Fidèle à Bentham, Peter Singer estime lui aussi que c’est la douleur de l’animal, avant tout, qui doit nous préoccuper et qu’il faut, en toute logique, respecter aussi la vie des animaux non humains, quel que soit leur niveau d’intelligence et de conscience.

Pour illustrer son propos théorique, Singer fait dans « La Libération animale » de longues et glaçantes descriptions des pratiques dans les laboratoires de recherche agro-alimentaire, dans les « fermes-usines » d’élevage industriel, ou les abattoirs dont les aléatoires techniques d’abattage peuvent tourner au carnage.

Dans le prolongement de sa pensée, Peter Singer aborde aussi les régimes alimentaires et le végétarisme dont il est devenu un adepte : « Il n’est pas possible dans la pratique d’élever les animaux pour la consommation sur une grande échelle sans leur infliger une quantité considérable de souffrance […]. Devenir végétarien n’est pas seulement un geste symbolique, c’est un geste hautement pratique et efficace que l’on peut faire pour contribuer à mettre fin tant à la mort qu’à la souffrance que l’on inflige aux animaux non humains ».
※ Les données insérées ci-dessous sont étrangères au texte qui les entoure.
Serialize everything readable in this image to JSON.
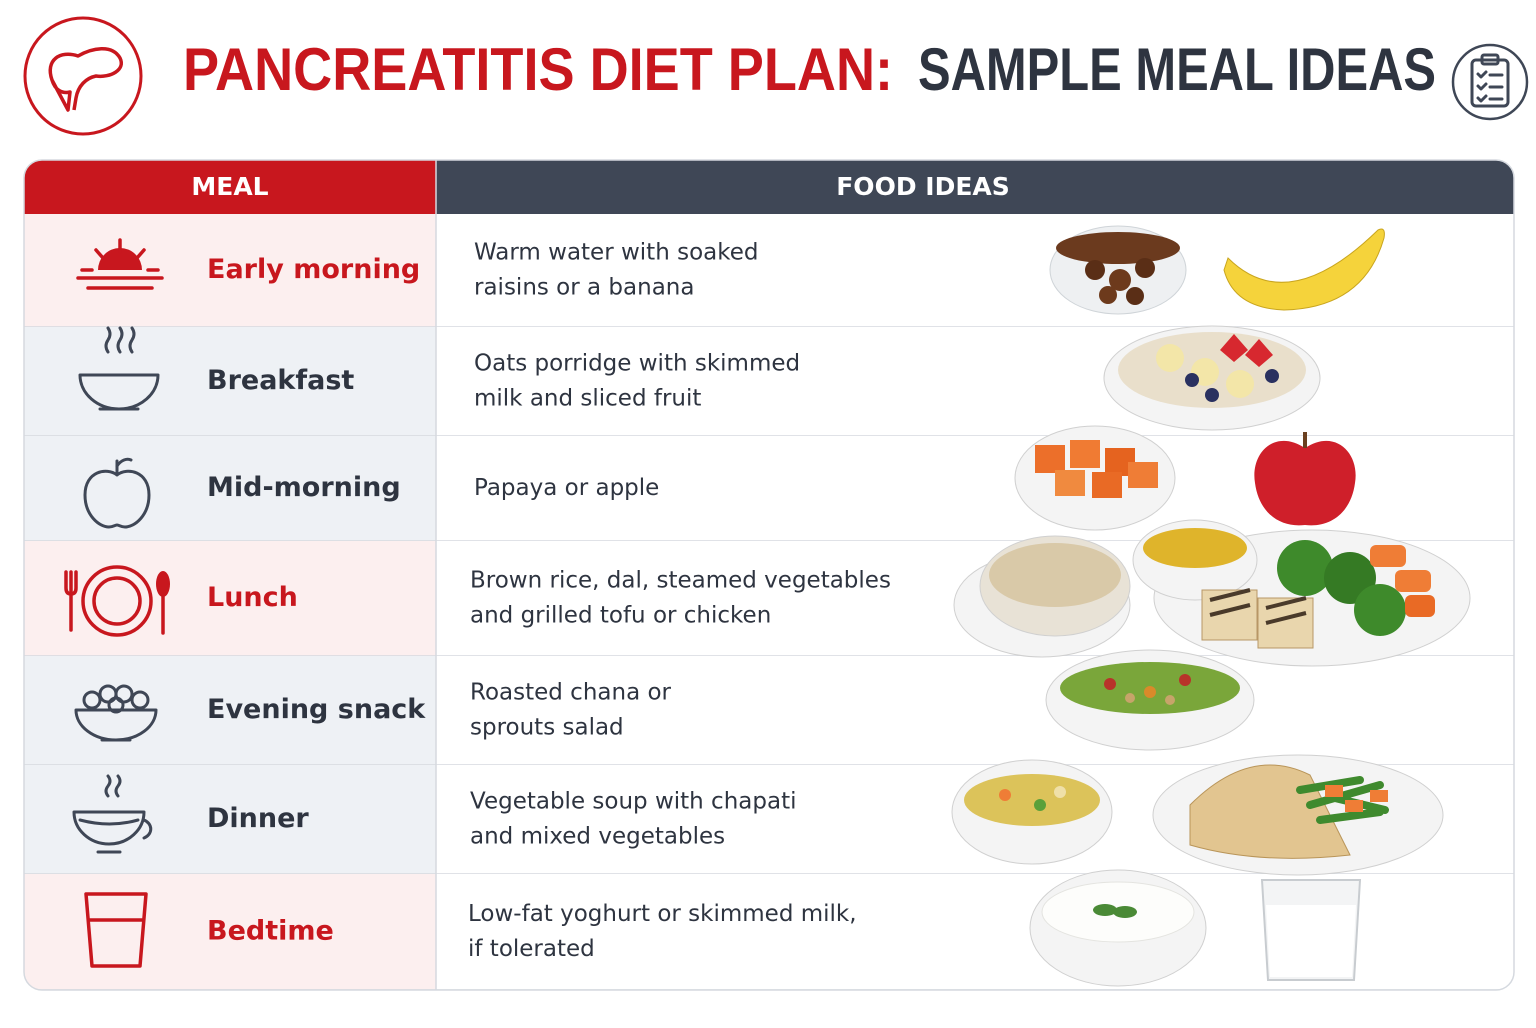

Dans « La Libération animale », Peter Singer s’attache également à faire un historique de l’évolution du sort de l’animal, depuis les textes bibliques jusqu’à nos jours. Et nous rappelle, en fin d’ouvrage, les principes d’égalité et d’humanité essentiels, selon lui, à la survie de toutes les espèces, et de la Terre en général : « Les humains ont le pouvoir de continuer à opprimer les autres espèces soit indéfiniment, soit jusqu’au jour où nous aurons rendu cette planète inhabitable pour les êtres vivants. Ou au contraire nous élèverons-nous à la hauteur du défi et prouverons-nous notre capacité à l’altruisme authentique en mettant fin à notre impitoyable exploitation des espèces en notre pouvoir parce que nous aurons admis que notre position est indéfendable ? ».

Le texte de Peter Singer reste plus que jamais d’une brûlante actualité. Et il est d’autant plus passionnant à lire qu’il est porté par un style très accessible. Ceci explique aussi son fort impact et sa large diffusion mondiale.

A noter la publication toute récente aux « Presses Universitaires de Rennes » d’un recueil de communications faites au colloque organisé en 2015 par Emilie Dardenne, de l’Université de Rennes 2, sous le titre « La Libération animale 40 ans après ».